Cobo pide “desmantelar el lenguaje” y aboga por la cordialidad entre los políticos durante la misa de La Almudena.


La celebración de la Almudena, patrona de Madrid, reunió nuevamente esta mañana a las principales autoridades de la región en torno a la fe y la tradición. En su homilía, el cardenal José Cobo, arzobispo de Madrid y vicepresidente de la Conferencia Episcopal, hizo un llamado a la “responsabilidad” de todos los actores sociales y políticos para “desarmar las palabras” y restaurar la convivencia. No fue una frase al azar; surgió en un contexto de creciente polarización y de discursos que resuenan más en los platós y las redes que en el diálogo real.

“Estamos viviendo la tragedia de la gran desvinculación”, manifestó Cobo, demandando amabilidad y cordialidad “en la Iglesia, en las comunidades, en la política y entre nuestros políticos”.

El prelado también instó a recuperar la alegría genuina, alejada de la “ficción de felicidad” que promueven las redes sociales, un mensaje que resonó como una advertencia moral en tiempos de política de escaparate.

Representación institucional y política en el actoJesús G. Feria

En primera fila, la presidenta Isabel Díaz Ayuso quiso destacar la cara positiva de Madrid. Solicitó a la Virgen “prosperidad para todos, convivencia y apoyo a las personas más vulnerables y a quienes se encuentran solas”, subrayando el valor de las raíces cristianas de la ciudad. “Celebramos lo que nos une: las tradiciones, la fe y sus raíces cristianas que tanto han aportado a Madrid y a España”, afirmó.

Antes de ingresar a la misa, Ayuso visitó la alfombra floral creada por la Asociación de Alfombristas Do Corpus Christi de Ponteareas.

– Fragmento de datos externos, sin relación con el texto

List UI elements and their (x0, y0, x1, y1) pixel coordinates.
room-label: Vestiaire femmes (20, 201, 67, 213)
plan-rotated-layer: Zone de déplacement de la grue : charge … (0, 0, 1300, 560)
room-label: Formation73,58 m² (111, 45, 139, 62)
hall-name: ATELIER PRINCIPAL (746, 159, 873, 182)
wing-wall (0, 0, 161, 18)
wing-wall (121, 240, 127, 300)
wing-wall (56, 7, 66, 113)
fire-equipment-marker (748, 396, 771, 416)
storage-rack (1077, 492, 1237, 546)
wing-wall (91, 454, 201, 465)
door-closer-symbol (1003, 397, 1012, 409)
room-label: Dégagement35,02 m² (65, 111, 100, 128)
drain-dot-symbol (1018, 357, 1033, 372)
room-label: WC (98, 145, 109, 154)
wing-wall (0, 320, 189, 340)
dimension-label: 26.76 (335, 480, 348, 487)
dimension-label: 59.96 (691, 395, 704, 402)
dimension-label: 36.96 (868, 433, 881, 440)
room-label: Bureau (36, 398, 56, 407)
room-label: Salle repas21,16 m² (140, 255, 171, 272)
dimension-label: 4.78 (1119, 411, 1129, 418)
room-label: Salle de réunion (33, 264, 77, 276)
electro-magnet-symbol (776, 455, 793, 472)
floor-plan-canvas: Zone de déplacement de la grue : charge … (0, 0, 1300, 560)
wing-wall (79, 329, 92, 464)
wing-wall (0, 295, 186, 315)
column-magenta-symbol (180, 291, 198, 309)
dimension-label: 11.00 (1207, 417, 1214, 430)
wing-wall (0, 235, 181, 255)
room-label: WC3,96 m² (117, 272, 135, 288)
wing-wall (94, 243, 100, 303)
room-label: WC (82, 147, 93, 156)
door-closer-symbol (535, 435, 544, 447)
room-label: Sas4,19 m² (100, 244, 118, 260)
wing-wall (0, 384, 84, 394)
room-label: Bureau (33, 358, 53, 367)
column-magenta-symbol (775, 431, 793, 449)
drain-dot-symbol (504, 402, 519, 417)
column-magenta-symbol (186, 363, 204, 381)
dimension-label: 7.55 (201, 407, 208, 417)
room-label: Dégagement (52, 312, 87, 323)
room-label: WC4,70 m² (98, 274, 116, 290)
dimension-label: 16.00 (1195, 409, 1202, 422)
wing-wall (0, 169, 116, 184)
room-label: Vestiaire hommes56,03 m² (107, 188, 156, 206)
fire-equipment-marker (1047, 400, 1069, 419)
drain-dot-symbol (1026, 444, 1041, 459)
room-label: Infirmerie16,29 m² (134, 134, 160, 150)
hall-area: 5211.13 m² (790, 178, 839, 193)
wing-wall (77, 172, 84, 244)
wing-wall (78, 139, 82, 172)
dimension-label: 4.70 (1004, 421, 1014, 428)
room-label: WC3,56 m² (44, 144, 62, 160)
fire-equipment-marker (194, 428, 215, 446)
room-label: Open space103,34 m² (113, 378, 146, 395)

Este gesto de continuidad con años anteriores, aunque parezca sencillo, refuerza su imagen de cercanía popular en actos de tradición.

El alcalde José Luis Martínez-Almeida, encargado de renovar el histórico Voto de la Villa, dejó un mensaje en la misma línea, aunque con un tono más institucional. Pidió a la patrona que “proteja a las familias madrileñas” y “libere a la ciudad de disputas estériles”. “Que nunca olvidemos nuestra más grave obligación: atender las necesidades de los más vulnerables”, proclamó ante los fieles.

El alcalde de Madrid
El alcalde de MadridJesús G. Feria

El regidor, que también pidió por el rey Felipe VI como “símbolo de unidad”, defendió la “variedad y unidad” de Madrid y recordó “el valor de la verdad”, lo que puede interpretarse como una apelación al rigor frente a la crispación política, pero también como un guiño a su propio discurso en relación con la oposición.

La festividad también brindó espacio para los mensajes de otros líderes municipales, quienes aprovecharon el acontecimiento para proyectar su visión alternativa de Madrid.

La portavoz socialista Reyes Maroto centró su atención en la vivienda, “la gran preocupación de los madrileños”, y solicitó “políticas realistas” tanto al Ayuntamiento como a la Comunidad. “Nadie debería verse obligado a dejar esta maravillosa ciudad porque no pueda llevar a cabo su proyecto de vida”, declaró, recordando a quienes “no tienen techo ni hogar”.

Maroto vinculó su mensaje social con la situación internacional, pidiendo no olvidar a la población de Gaza y a “los niños y niñas que han perdido la vida en esa guerra tan cruel”. Un gesto que buscaba ampliar el marco de la solidaridad más allá de lo local.

El portavoz en funciones de Más Madrid, Eduardo Rubiño, también hizo referencia a la vivienda, aunque con un tono más crítico y provocador: “Espero que los madrileños no tengan que recurrir a ninguna virgen para poder pagar una vivienda”, ironizó, denunciando que la capital “es víctima de la especulación inmobiliaria”.